In this essay, I propose a meditation on the anxiety of representation caused by "broken" memories that intersect Julia Alvarez's national identity(ies) and self-presentation. I look at select moments in Alvarez's writing practice to ask: How does the Latina writer "perform" (that is, present, re-present, as well as exaggerate or underplay) individual and national memory and history through fiction and personal, reflective essays? How can the seams between fiction and history, and imagination and fact be examined? And, how do Alvarez's characters mediate this process? Alvarez's writing exposes her plight of identity, caught between assimilation into U.S. mainstream culture and contestation of the very mechanisms of assimilation into mainstream culture.1 Mediating the tension between these two poles, Alvarez undergoes a process of self-invention through writing that situates her in the center of Latina literature and defines her as a Dominican and diaspora writer par excellence.
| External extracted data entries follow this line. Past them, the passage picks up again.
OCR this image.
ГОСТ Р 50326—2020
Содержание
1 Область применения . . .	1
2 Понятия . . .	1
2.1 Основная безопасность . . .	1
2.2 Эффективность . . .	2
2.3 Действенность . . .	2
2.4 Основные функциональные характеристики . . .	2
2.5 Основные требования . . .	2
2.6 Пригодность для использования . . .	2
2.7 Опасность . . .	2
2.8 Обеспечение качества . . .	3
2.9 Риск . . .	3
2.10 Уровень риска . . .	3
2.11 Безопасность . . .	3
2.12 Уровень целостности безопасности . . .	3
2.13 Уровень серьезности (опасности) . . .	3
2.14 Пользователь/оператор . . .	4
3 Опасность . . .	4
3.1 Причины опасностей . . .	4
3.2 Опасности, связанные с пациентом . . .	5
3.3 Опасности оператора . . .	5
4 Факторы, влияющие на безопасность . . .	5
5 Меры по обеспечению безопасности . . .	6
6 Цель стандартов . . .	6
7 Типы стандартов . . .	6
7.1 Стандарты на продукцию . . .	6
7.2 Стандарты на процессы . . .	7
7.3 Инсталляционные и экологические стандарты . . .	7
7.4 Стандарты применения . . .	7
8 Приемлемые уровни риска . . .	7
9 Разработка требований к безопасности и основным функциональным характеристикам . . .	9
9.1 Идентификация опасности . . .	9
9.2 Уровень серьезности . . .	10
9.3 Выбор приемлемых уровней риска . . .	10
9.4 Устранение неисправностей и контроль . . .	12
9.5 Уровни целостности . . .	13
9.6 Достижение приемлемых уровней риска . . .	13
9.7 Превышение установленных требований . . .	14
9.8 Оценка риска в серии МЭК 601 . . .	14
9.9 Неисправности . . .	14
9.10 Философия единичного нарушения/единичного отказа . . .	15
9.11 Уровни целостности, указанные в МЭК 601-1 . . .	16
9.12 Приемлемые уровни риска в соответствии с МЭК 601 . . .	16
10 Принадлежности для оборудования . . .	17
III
I suggest that a novel such as How the García Girls Lost Their Accents (1991) can be studied as a testimony of the complexity of memory. With this essay, I elaborate on the ways that migration, loss, and trauma are central themes that inform Alvarez's creative and personal process, exploring memory and recontextualizing history. My analysis reveals more than the dissonances experienced by children who migrate and are bicultural; specifically, it foregrounds the deep psychological problems that manifest themselves through memory, or lack of it, for those who are both challenged by bicultural and bilingual experiences and haunted by a silenced, and escaped, past of state repression. [End Page 117]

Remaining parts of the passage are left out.